The new arrangements mean all Australians, no matter where they live in the country, would be allowed to travel overseas once again from November 1. However, if they wanted to return to a state other than NSW, they would still be subject to the arrival caps and quarantine arrangements of those states.
People who transit through Sydney would still be subject to domestic border rules and restrictions.
Qantas announced it would bring forward its plan to restart international flights by two weeks, to November 1, in response to the NSW announcement.
Australia’s borders have been closed since March last year and, since July last year, a system of caps imposed by the states have restricted the number of Australians allowed into the country, effectively locking out tens of thousands of citizens wanting to return home. There are now 40,000 Australians registered with the Department of Foreign Affairs as trying to get home.
Australian woman Kelsey May has been operating a Facebook support group for thousands of Australians stranded overseas.“There’s understandable scepticism for many people today,” she said.
“By all means, the news from NSW is terrific and extremely relieving and exciting for many – one of which is me, who hasn’t seen my sister in over two years, and my partner in over 18 months – but many are understandably waiting to see how it works.”
Mr Morrison said he did not think the NSW policy would affect the willingness of other state governments to open borders.
“I don’t think there’s any justification for that, particularly as we are only extending this to Australian residents, citizens and their immediate families,” he said.
“I’m sure all premiers and chief ministers want Australians to be able to come home.”
However, WA Premier Mark McGowan said that NSW’s push to open borders to international arrivals could mean greater spread of the virus in NSW and that strict border arrangement would remain in place for “as long as necessary”.
“It is unfortunate … but it is necessary to protect our state and keep us in the very good condition we are in,” he said.
Queensland Health Minister Yvette D’Ath said the opening of international borders should be an issue for the Commonwealth government and national cabinet.
However, Mr Perrottet said the decision would see NSW reconnect with the rest of the globe as soon as possible, declaring quarantine “a thing of the past” from November 1.
“We’re going to get tourists back as quickly as possible,” he said, acknowledging the decision to open international borders lay with the federal government.
“From a NSW perspective, we’re not going to discriminate. We want people to come back in.”
Under the plan, people who have been double-vaccinated with an approved vaccine will be required to take a COVID-19 test before boarding a flight and show proof of full vaccination.
There will be no caps on fully vaccinated people and no requirements to quarantine. Overseas arrivals who are not fully vaccinated will be capped at 210 a week, and will still need to undergo 14 days’ hotel quarantine.
The NSW government first announced its home quarantine trial in September, saying participants would include residents, non-Australian residents and Qantas aircrew. It would run for four weeks with an option to scale up, if successful.
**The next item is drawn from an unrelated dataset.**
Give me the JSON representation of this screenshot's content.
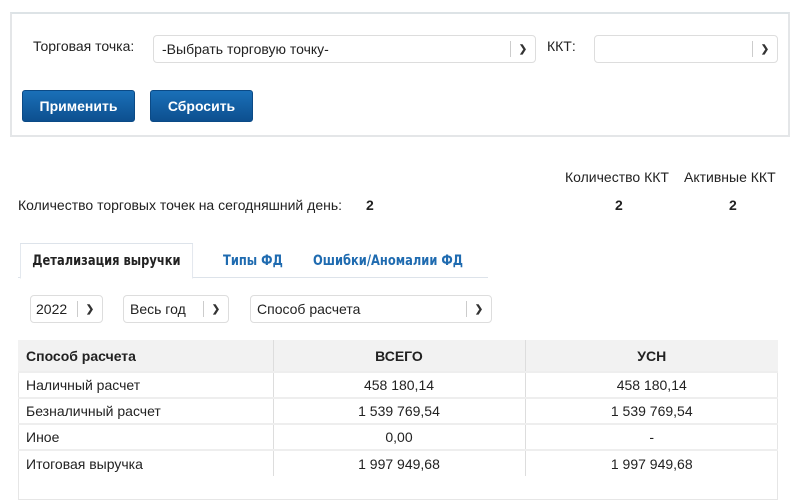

Tourism Minister Stuart Ayres, who has been responsible for quarantine in NSW, on Friday said while Qantas crew members commenced the program two weeks ago, community participants had started only this week.
NSW Health this week said it was selecting a broad range of participants “who had previously submitted an application for exemption to hotel quarantine”, along with international air crew and non-Australian citizens, to ensure the program could be tested under varying circumstances.
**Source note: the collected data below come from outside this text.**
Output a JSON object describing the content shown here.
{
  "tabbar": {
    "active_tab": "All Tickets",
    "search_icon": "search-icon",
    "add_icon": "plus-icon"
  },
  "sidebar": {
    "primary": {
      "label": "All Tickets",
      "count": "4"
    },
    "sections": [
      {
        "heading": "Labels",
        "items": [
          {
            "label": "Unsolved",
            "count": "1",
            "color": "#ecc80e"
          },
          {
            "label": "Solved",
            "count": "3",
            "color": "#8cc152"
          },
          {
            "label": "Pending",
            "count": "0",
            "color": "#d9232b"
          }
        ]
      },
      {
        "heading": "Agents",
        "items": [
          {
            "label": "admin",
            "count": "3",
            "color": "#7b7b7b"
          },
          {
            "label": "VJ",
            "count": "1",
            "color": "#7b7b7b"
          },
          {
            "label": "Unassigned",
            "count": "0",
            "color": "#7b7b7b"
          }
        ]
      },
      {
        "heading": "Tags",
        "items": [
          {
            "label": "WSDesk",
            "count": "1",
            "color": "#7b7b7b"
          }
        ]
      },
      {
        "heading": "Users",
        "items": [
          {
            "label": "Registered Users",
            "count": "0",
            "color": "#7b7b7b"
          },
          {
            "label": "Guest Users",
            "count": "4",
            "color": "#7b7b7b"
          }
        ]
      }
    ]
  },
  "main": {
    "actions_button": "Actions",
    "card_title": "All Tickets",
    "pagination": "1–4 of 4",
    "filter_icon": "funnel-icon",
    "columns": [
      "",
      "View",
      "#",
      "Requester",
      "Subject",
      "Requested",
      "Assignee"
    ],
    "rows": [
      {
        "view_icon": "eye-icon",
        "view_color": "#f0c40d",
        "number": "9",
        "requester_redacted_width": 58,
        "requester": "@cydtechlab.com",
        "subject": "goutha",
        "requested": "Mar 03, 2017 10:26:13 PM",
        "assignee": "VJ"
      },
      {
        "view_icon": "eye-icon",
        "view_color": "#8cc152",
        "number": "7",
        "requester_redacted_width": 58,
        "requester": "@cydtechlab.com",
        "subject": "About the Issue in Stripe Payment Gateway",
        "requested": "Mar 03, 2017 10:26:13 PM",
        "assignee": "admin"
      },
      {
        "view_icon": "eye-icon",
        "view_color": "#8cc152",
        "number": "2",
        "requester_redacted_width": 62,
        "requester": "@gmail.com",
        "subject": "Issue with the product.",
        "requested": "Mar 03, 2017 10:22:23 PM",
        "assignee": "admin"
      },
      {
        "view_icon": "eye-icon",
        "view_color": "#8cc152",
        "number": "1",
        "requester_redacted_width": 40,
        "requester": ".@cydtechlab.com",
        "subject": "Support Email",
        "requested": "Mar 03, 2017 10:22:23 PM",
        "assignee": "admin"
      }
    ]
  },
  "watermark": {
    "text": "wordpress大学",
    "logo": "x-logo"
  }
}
“They will be required to regularly sign onto an app that will geolocate their whereabouts and submit to a COVID test on day six and day 14,” a spokesman said.
Mr Ayres said results so far had been critical in convincing the government against rolling out a statewide program, with reluctance to devote state resources to operate a complex monitoring system within a highly vaccinated population.
He said that, while the government will still complete the trial, it did not need to see the full results to know that it could not scale up as required.
The Prime Minister on Friday said he would continue to support home quarantine trials under way in other states and territories.
Under current international arrivals caps, which were lowered during the Delta outbreak, 750 people are allowed to return to NSW each week until the state hits its 80 per cent target.
From October 19, fully vaccinated NSW residents will be able to enter Victoria without undergoing a 14-day quarantine period. Under the new rules, vaccinated travellers who enter Victoria must return a negative test no more than 72 hours before entry and must get tested and isolate until they return a negative result.
With NSW set to hit the 80 per cent double vaccination rate over the weekend, restrictions on visitors to homes, outdoor gatherings, rules for hospitality venues and caps for weddings and funerals will all be eased from Monday for fully vaccinated people.
Those who are double-jabbed will be able to have 20 visitors to their homes from Monday, up from the current limit of 10, and the cap on outdoor gatherings will increase from 30 to 50.
Caps on funerals and weddings will be removed and drinking while standing up will be allowed in hospitality venues.
However, allowing Sydney residents the ability to travel to the regions, originally permitted under the road map when NSW hit the 80 per cent mark, has been delayed until November 1 with vaccination rates in some parts of the state still too low.
Mr Perrottet said discussions were now under way with the federal government about when cruises could start operating again.
The state recorded 399 new local cases of COVID-19 and four deaths on Friday. There are now 677 coronavirus patients in NSW hospitals, with 145 in intensive care.